Humans have a lot more going on than just an intelligence brain. The two big ones are: bodies, with which to richly interact with reality, and emotions/desire, which drive our choices. The one that I don't think gets enough attention in this discussion is the body. The body is critical to our ability to interact with the environment, and therefore learn about it. How does an AI do this without a body? We don't have any kind of machine that comes close to the level of control, feedback, and adaptability that a human body offers. That seems very far away. I don't think that an AI can just "improve itself" without being able to interact with the world in many ways and experiment. How does it find new ideas? How does it test its ideas? How does it test its abilities? It needs an extremely rich interface with the physical world, that external feedback is necessary for improvement. That requirement would put the prospect of a recursive self-improving AI much further into the future than many rationalists believe.

And of course, the "singularity" scenario does not only make "recursive self-improvement" the only assumption, it assumes exponential recursive self-improvement all the way to superintelligence. This is highly speculative. It's just as possible that the curve is more logarithmic, sinusoid, or linear. The reason to believe that fully exponential self-improvement is the likely scenario, based on curve of some metric now that hasn't existed for very long, does not seem solid enough to justify a strong belief. It is just as easy to imagine that intelligence gains get harder and harder as intelligence increases. We see many things that are exponential for a time, and then they aren't anymore, and basing big decisions on "this curve will be exponential all the way" because we're seeing exponential progress now, at the very early stages, does not seem sound.

Humans have human-level intelligence, but we are very far away from understanding our own brain such that we can modify it to increase our capacity for intelligence (to any degree significant enough to be comparable to recursive self-improvement). We have to improve the intelligence of humanity the hard way: spend time in the world, see what works, the smart humans make more smart humans (as do the dumb humans, which often slows the progress of the smart humans). The time spent in the world, observing and interacting with it, is crucial to this process. I don't doubt that machines could do this process faster than humans, but I don't think it's at all clear that they could do so, say, 10,000x faster. A design needs time in the world to see how it fares in order to gauge its success. You don't get to escape this until you have a perfect simulation of reality, which if it is possible at all is likely not possible until the AI is already superintelligent.

Presumably a superintelligent AI has a complete understanding of biology - how does it do that without spending time observing the results of biological experiments and iterating on them? Extrapolate that to the many other complex phenomena that exist in the physical world. This is one of the reasons that our understanding of computers has increased so much faster than our understanding of many physical sciences: to understand a complex system that we didn't create and don't have a perfect model of, we must do lots of physical experiments, and those experiments take time.

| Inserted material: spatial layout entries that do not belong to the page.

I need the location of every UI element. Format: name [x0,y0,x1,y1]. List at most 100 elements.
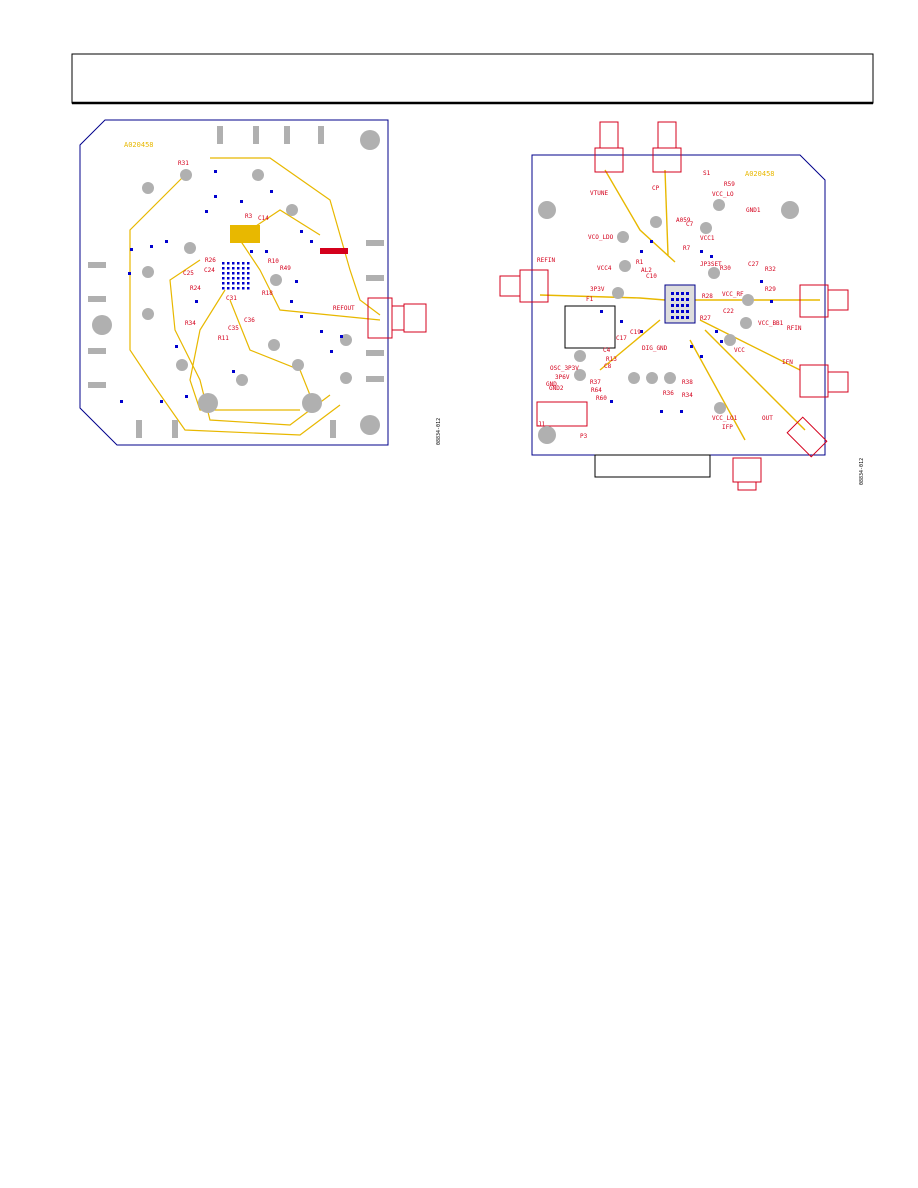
via [227,287,230,290]
via [237,272,240,275]
component-label: R59 [724,181,735,188]
via [310,240,313,243]
component-label: AL2 [641,267,652,274]
via [340,335,343,338]
via [295,280,298,283]
via [232,267,235,270]
component-label: IFN [782,359,793,366]
copper-pour [230,225,260,243]
component-label: F1 [586,296,594,303]
via [242,262,245,265]
component-label: VCC [734,347,745,354]
via [130,248,133,251]
via [720,340,723,343]
via [681,292,684,295]
via [247,287,250,290]
via [330,350,333,353]
via [214,170,217,173]
via [247,272,250,275]
component-label: R18 [262,290,273,297]
via [686,304,689,307]
via [290,300,293,303]
component-label: C8 [604,363,612,370]
via [247,282,250,285]
via [205,210,208,213]
component-label: C31 [226,295,237,302]
via [620,320,623,323]
via [227,262,230,265]
via [676,310,679,313]
via [676,316,679,319]
component-label: R27 [700,315,711,322]
via [640,330,643,333]
component-label: VCC1 [700,235,715,242]
marker [320,248,348,254]
via [232,272,235,275]
component-label: R29 [765,286,776,293]
component-label: R7 [683,245,691,252]
component-label: RFIN [787,325,802,332]
component-label: OUT [762,415,773,422]
component-label: C7 [686,221,694,228]
via [237,282,240,285]
component-label: R26 [205,257,216,264]
dsub-connector [594,454,711,478]
via [242,267,245,270]
component-label: GND [546,381,557,388]
ic [664,284,696,324]
via [165,240,168,243]
component-label: R28 [702,293,713,300]
component-label: R1 [636,259,644,266]
via [686,298,689,301]
via [686,310,689,313]
pads [88,126,384,438]
component-label: P3 [580,433,588,440]
via [242,272,245,275]
via [222,262,225,265]
component-label: VCO_LDO [588,234,614,241]
component-label: R3 [245,213,253,220]
via [242,277,245,280]
via [686,292,689,295]
via [222,272,225,275]
component-label: R31 [178,160,189,167]
traces [539,169,820,441]
component-label: A059 [676,217,691,224]
via [650,240,653,243]
via [300,315,303,318]
pads [538,199,799,444]
component-label: C27 [748,261,759,268]
via [247,267,250,270]
component-label: GND1 [746,207,761,214]
component-label: IFP [722,424,733,431]
via [671,304,674,307]
via [222,282,225,285]
component-label: C17 [616,335,627,342]
component-label: S1 [703,170,711,177]
right-board: A020458 08834-012 VTUNE CP A059 S1 R59 VCC_LO… [499,121,865,491]
component-label: R64 [591,387,602,394]
via [660,410,663,413]
via [185,395,188,398]
via [676,304,679,307]
via [671,316,674,319]
via [232,277,235,280]
via [227,282,230,285]
via [686,316,689,319]
via [671,310,674,313]
via [610,400,613,403]
vias [120,170,343,403]
via [270,190,273,193]
component-label: OSC_3P3V [550,365,579,372]
via [150,245,153,248]
component-label: DIG_GND [642,345,668,352]
component-label: R24 [190,285,201,292]
component-label: J1 [538,421,546,428]
component-label: R34 [185,320,196,327]
via [690,345,693,348]
via [770,300,773,303]
via [175,345,178,348]
via [237,287,240,290]
via [681,310,684,313]
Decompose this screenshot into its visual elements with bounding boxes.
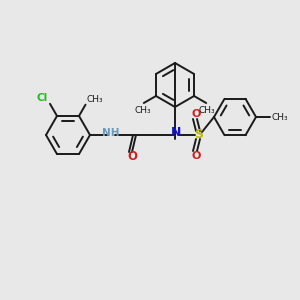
Text: CH₃: CH₃ [272, 112, 289, 122]
Text: NH: NH [102, 128, 120, 138]
Text: O: O [127, 151, 137, 164]
Text: N: N [171, 127, 181, 140]
Text: CH₃: CH₃ [199, 106, 215, 115]
Text: O: O [191, 109, 201, 119]
Text: O: O [191, 151, 201, 161]
Text: CH₃: CH₃ [86, 95, 103, 104]
Text: Cl: Cl [37, 93, 48, 103]
Text: S: S [194, 128, 203, 140]
Text: CH₃: CH₃ [134, 106, 151, 115]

The crucial assumption that the AI singularity assumption relies on is that once intelligence hits a certain threshold, it can gaze at itself and self-improve to the top very quickly. I think this is fundamentally flawed, as we exist in a physical reality that underlies everything and defines what intelligence is. Interaction and experimentation with reality is necessary for the feedback loop of increasing intelligence, and I think this both severely limits how short that feedback loop can be, and makes the bar for an entity that can recursively self-improve itself much higher, as it needs a physical embodiment far more complex and autonomous than any robot we've managed to make.